LONDON — Other tabloids besides Rupert Murdoch's News of the World may have hacked phones, a London court heard on Monday as it began an investigation into newspaper practices that could lead to tougher regulation of the entire UK press.
The Leveson inquiry, expected to take about a year, was set up by Prime Minister David Cameron after it was revealed in July that the News of the World ordered hacking of the voicemail of missing schoolgirl Milly Dowler, who was later found murdered.
"The inquiry is beginning to receive evidence to indicate that phone hacking was not limited to that organisation," said Robert Jay, counsel to the inquiry.
He said Glenn Mulcaire, who was jailed for phone-hacking in 2007 along with the News of the World's royal reporter Clive Goodman, had written the words "Daily Mirror" and "The Sun" in his notebooks, referring to other tabloids.
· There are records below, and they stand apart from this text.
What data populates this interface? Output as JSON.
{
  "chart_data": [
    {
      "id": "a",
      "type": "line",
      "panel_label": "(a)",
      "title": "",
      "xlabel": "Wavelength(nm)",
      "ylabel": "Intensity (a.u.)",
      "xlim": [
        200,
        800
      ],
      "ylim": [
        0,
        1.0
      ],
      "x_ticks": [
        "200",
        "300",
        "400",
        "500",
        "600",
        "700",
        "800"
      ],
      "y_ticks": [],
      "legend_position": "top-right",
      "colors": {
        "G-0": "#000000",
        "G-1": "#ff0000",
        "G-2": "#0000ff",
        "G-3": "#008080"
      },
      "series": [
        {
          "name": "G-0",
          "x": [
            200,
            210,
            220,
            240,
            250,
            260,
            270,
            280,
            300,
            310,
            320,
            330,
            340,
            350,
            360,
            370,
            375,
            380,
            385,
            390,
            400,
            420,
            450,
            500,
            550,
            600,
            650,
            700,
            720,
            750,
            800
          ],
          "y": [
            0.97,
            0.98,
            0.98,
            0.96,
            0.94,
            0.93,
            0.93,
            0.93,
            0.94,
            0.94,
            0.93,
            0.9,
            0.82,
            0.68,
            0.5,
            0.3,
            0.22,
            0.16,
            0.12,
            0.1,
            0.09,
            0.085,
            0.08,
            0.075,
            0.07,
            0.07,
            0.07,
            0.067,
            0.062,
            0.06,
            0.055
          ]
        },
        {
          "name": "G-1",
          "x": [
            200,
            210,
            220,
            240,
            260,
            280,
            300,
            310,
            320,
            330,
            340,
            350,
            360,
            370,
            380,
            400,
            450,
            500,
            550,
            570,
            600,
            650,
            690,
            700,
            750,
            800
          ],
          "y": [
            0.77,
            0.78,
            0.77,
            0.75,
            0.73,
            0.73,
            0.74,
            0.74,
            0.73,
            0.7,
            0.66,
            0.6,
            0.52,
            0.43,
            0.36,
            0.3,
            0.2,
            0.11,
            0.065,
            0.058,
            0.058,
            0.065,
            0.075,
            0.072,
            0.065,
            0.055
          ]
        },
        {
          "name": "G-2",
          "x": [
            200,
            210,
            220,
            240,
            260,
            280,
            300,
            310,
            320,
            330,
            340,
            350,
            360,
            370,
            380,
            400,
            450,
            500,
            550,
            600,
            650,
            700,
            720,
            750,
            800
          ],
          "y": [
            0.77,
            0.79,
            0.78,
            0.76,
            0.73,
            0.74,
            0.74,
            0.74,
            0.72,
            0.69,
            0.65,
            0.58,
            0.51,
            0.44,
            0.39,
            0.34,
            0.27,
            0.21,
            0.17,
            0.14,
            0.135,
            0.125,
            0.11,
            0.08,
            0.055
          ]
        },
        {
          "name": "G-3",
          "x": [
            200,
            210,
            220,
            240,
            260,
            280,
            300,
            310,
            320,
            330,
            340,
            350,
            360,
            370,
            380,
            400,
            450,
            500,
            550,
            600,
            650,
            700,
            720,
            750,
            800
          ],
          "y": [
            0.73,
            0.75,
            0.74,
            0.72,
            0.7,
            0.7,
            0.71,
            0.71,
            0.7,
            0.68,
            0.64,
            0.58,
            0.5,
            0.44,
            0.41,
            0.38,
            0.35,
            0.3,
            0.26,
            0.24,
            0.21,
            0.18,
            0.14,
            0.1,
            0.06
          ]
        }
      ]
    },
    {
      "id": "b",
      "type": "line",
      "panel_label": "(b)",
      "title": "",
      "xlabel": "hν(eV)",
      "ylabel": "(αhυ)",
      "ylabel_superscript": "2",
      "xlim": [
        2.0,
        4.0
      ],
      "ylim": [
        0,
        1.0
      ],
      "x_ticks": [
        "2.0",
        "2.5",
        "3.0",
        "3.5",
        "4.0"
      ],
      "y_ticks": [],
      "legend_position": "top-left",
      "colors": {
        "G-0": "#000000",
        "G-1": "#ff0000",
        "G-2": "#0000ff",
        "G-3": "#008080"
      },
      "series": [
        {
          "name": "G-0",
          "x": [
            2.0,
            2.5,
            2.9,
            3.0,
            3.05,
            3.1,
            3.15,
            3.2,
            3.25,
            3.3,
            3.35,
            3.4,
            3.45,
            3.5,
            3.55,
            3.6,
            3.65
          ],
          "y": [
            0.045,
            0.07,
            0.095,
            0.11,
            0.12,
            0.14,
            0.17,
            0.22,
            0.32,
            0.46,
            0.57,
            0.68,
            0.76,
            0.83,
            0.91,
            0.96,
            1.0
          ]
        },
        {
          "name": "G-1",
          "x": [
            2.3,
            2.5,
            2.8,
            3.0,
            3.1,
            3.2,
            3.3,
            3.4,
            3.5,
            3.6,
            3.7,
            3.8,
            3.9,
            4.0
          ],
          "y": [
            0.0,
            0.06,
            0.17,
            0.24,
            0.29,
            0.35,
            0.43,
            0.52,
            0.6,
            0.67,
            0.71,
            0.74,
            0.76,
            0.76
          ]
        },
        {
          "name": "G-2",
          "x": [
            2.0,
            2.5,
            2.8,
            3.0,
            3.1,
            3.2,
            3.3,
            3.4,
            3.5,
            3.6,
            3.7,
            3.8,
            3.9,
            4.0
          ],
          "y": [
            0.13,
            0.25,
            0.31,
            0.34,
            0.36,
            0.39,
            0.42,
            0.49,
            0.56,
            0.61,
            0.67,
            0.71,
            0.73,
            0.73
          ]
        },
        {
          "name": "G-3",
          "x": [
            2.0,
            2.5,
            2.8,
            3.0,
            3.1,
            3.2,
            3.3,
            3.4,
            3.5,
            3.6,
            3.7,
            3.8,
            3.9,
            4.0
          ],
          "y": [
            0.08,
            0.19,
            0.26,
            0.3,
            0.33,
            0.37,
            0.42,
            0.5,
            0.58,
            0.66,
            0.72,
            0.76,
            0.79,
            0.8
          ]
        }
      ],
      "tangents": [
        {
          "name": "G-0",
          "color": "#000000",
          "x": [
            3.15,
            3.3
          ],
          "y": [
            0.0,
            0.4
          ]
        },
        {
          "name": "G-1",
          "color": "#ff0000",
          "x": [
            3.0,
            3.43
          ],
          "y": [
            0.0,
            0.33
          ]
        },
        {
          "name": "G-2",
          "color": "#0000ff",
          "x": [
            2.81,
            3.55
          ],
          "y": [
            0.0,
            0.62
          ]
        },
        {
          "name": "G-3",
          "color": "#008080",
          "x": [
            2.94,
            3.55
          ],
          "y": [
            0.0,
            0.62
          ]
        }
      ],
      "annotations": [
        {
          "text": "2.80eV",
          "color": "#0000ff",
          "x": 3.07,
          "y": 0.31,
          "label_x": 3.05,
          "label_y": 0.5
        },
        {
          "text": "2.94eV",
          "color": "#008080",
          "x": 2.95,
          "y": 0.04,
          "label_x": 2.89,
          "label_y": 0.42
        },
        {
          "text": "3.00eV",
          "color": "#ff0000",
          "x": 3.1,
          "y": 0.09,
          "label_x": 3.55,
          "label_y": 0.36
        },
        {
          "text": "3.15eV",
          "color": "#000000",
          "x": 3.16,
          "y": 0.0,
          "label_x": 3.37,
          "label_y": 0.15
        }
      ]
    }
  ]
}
Jay said the names of 27 other News of the World reporters besides that of Goodman, long scapegoated by News Corp's British newspaper arm as a lone "rogue" reporter, had been found in Mulcaire's notebooks.
As police work through a list of 5,800 potential hacking victims, including actor Hugh Grant, Harry Potter author J.K. Rowling and ex-soccer star Paul Gascoigne, the scale of the scandal at and beyond the News of the World is still unclear.
News Corp executive James Murdoch, son of Chief Executive Rupert Murdoch and executive chairman of the group's British newspaper arm, is meantime fighting for his credibility as heir to the media empire.
James Murdoch has testified twice to a British parliamentary committee that he knew nothing of the scale of phone-hacking at the once best-selling tabloid, which he closed down in July in an attempt to limit the damage.
Neville Thurlbeck, a former chief correspondent at the tabloid whose name appears in a key piece of evidence, told Reuters on Monday he believed Murdoch had indeed been kept in the dark.
Murdoch's claims to have cleaned up the newspaper's culture, however, have been undermined by the News of the World's recent admission that it ordered surveillance of figures including lawyers representing hacking victims as early as this year.
Last week, Murdoch apologised to members of the parliamentary committee for the fact that the News of the World had monitored their activities.
Louise Mensch, a member of the committee, asked on Monday: "What possible public interest could there be in that? It is chilling, it's terrifying. It sort of says: 'Don't mess with us because we'll come to get you.'
"If it is true, I want to know who did the authorisation, when, and on what basis, and I certainly want to see any reports that were compiled about myself and my colleagues," the Conservative member of parliament told Sky News.
Labour MP Tom Watson, the most aggressive member of the committee, pulled out of an industry event on Monday to discuss what he described as fresh evidence that News Corp spied on his colleagues.
"Under the circumstances, I have to spend the day seeking advice from the Speaker (of parliament) and discussing the matter with fellow members of the DCMS Select Committee as to our legal and constitutional position," he said.
Jay said none of the instances of phone-hacking that had so far come to light, which include eavesdropping on crime victims and relatives of war dead, came close to being justified on public-interest grounds.
"What can be justified in the public interest and how can it be justified lies at the very epicentre of this inquiry," Jay said in his opening statement.
He cited the Guardian's dogged reporting on the phone-hacking scandal, the Telegraph's exposure of members of parliament fiddling expense claims, and the Sunday Times's 1960s campaign for compensation for thalidomide victims as instances in which underhand reporting methods had been justified.
But he said the press too often went on "fishing expeditions" without any idea of what they would find, fuelling a view of the press as ruthless, unscrupulous and willing to do anything to boost circulation.
Britain's press is currently self-regulated by the Press Complaints Commission, a voluntary body with little funding and no legal powers.
Its chairperson at the time of the hacking fallout, Peta Buscombe, announced after the Milly Dowler revelations that she would step down.
The PCC is not expected to survive in its current form, and the conclusions of the Leveson Inquiry, being held at London's Royal Courts of Justice, will be important in deciding what should replace it.
"The press provides an essential check on all aspects of public life. That is why any failure in the media affects all of us," Judge Brian Leveson, who is in charge of the inquiry, said in his opening statement.
"At the heart of this inquiry therefore may be one simple question: Who guards the guardians?"